A “triple whammy” of good news—led by promising results from a coronavirus vaccine trial—buoyed investors Monday, powering Wall Street to strong across-the-board gains.
The Dow Jones industrial average surged nearly 700 points at the opening bell, then kept going, after Moderna announced that an early-stage human trial for its coronavirus vaccine successfully produced COVID-19 antibodies in participants. The biotech company said a large clinical trial to determine the treatment’s effectiveness would follow in July. Moderna’s shares soared more than 19%.
At Monday’s close, the blue chip index’s lead swelled 911 points, or 3.9%, to 24,597.37. The broader Standard & Poor’s 500 index soared 3.2%, to 2,953.91, while the tech-heavy Nasdaq composite advanced 2.4%, to 9,234.83.
Investors also found comfort in comments made by Federal Reserve Chair Jerome Powell during a “60 Minutes” interview broadcast Sunday. He said the central bank is “not out of ammunition by a long shot” in its resources to support the economic recovery, even while he cautioned that it could stretch late into 2021. The comment come as most states have begun to ease restrictions on businesses and social activity after weeks of stay-home orders affecting about 315 million Americans.
David Rosenberg, chief economist of Rosenberg Research, said investors were being rewarded with a “triple whammy of good news” after two weeks of market volatility marked by dramatic intraday swings as bad news piled up, interspersed by notes of optimism on the medical-research front, rising consumer sentiment and rumblings from business.
“For one, there is palpable relief that the majority of the states are reopening their economies, including 75% of California,” Rosenberg said in an email to The Washington Post. “Second, there is growing hope that a vaccine is coming our way sooner, rather than later. Lastly, Fed Chairman Jay Powell told investors over the weekend that the central bank’s checkbook remains wide open, strongly hinting that more monetary policy stimulus is on its way.”
Last week, fresh economic data revealed the pandemic’s mounting economic toll: The U.S. Labor Department on Thursday reported weekly jobless claims of 3 million, bringing the two-month total to more than 36 million unemployed people. April retail sales plummeted 16.4%, a drop that was worse than analysts had predicted as lockdowns kept consumers at home.
The darkening retail picture prompted some economists to issue even graver predictions for second-quarter gross domestic product, given that consumer spending accounts for 70% of U.S. economic growth. The economy shrank 4.8% in the first quarter—the biggest decline since the Great Recession—and some analysts believe the April to June period could see a contraction as high as 40%.

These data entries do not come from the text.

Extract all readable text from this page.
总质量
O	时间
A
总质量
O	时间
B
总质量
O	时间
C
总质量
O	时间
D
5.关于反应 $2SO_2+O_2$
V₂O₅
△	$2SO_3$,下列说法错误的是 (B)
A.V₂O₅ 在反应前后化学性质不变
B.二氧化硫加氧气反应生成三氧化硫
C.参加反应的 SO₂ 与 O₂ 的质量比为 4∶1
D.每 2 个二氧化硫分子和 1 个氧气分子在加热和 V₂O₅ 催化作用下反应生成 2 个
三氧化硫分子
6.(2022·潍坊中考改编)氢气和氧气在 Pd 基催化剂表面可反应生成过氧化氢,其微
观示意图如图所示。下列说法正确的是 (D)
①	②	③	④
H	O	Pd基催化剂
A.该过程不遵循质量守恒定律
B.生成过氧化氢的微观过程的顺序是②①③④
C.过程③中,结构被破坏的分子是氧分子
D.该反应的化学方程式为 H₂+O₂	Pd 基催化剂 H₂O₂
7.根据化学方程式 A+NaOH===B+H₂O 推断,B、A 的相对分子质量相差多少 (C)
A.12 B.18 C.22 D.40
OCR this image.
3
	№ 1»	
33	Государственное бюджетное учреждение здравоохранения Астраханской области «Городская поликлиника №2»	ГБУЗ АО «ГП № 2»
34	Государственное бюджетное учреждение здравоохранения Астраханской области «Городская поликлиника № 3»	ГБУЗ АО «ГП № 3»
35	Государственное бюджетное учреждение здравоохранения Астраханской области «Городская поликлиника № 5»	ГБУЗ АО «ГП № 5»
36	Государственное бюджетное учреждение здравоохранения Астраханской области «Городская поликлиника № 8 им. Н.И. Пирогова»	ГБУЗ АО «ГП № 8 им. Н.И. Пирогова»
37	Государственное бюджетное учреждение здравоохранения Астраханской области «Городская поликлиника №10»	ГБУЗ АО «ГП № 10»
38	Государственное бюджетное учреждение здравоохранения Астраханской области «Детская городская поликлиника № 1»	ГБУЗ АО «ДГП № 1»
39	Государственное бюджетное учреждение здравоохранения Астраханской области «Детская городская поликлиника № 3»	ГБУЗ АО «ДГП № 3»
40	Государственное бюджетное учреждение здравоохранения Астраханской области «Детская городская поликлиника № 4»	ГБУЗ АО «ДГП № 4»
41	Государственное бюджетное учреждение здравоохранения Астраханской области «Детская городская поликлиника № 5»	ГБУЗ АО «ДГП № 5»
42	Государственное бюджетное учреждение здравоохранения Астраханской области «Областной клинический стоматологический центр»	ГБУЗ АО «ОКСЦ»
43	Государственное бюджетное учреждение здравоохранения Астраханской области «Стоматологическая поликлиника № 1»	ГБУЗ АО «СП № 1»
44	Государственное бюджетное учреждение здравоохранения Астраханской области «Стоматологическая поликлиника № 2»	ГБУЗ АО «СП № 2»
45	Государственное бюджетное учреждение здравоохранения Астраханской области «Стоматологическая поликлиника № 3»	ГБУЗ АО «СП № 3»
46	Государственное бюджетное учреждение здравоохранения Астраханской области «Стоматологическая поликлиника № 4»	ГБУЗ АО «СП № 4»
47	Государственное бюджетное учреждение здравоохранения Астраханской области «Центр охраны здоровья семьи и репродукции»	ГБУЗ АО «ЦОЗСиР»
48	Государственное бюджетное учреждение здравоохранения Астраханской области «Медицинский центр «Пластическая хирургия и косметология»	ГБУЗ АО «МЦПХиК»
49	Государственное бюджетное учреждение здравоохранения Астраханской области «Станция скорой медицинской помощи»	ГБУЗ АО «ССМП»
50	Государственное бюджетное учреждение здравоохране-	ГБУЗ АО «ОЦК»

“The economic collapse has taken a dangerous turn where now it is consumer prices that are being pulled down into the abyss as consumers sitting at home have postponed their purchases,” Chris Rupkey, chief financial economist and MUFG Union Bank wrote in commentary. “The danger is that consumers will see that prices are falling and actually stop buying goods and services to wait for even cheaper prices and a better deal which will only serve to prolong the recession and reinforce the economy’s downward spiral into the unknown.”
That put investors in a selling frame of mind, with the Dow ending the week 2.6% lower. The S&P 500 fell 2.2%, and the Nasdaq shed 1.2% over the five-day run.
But Monday’s news led investors to leave safe havens for riskier ground. The yield on the 10-year U.S. Treasury note ticked upward, to 0.665% in early trading. Bond yields rise as prices drop.
Crude prices continue to recover, adding to the positive sentiment, as the easing of restrictions around the world also reined in fears of an oil glut. West Texas intermediate crude, the U.S. oil benchmark, jumped 7.8%, to $31.83 a barrel. Brent crude, the global oil benchmark, was trading up 7.7%, at $35 per barrel.
“The supply cuts of the last month combined with gradual reopening of various countries around the world has put a significant dent in the supply/demand imbalance and alleviated capacity concerns that led to last months panic,” Craig Erlam, an analyst with OANDA, wrote in commentary Monday.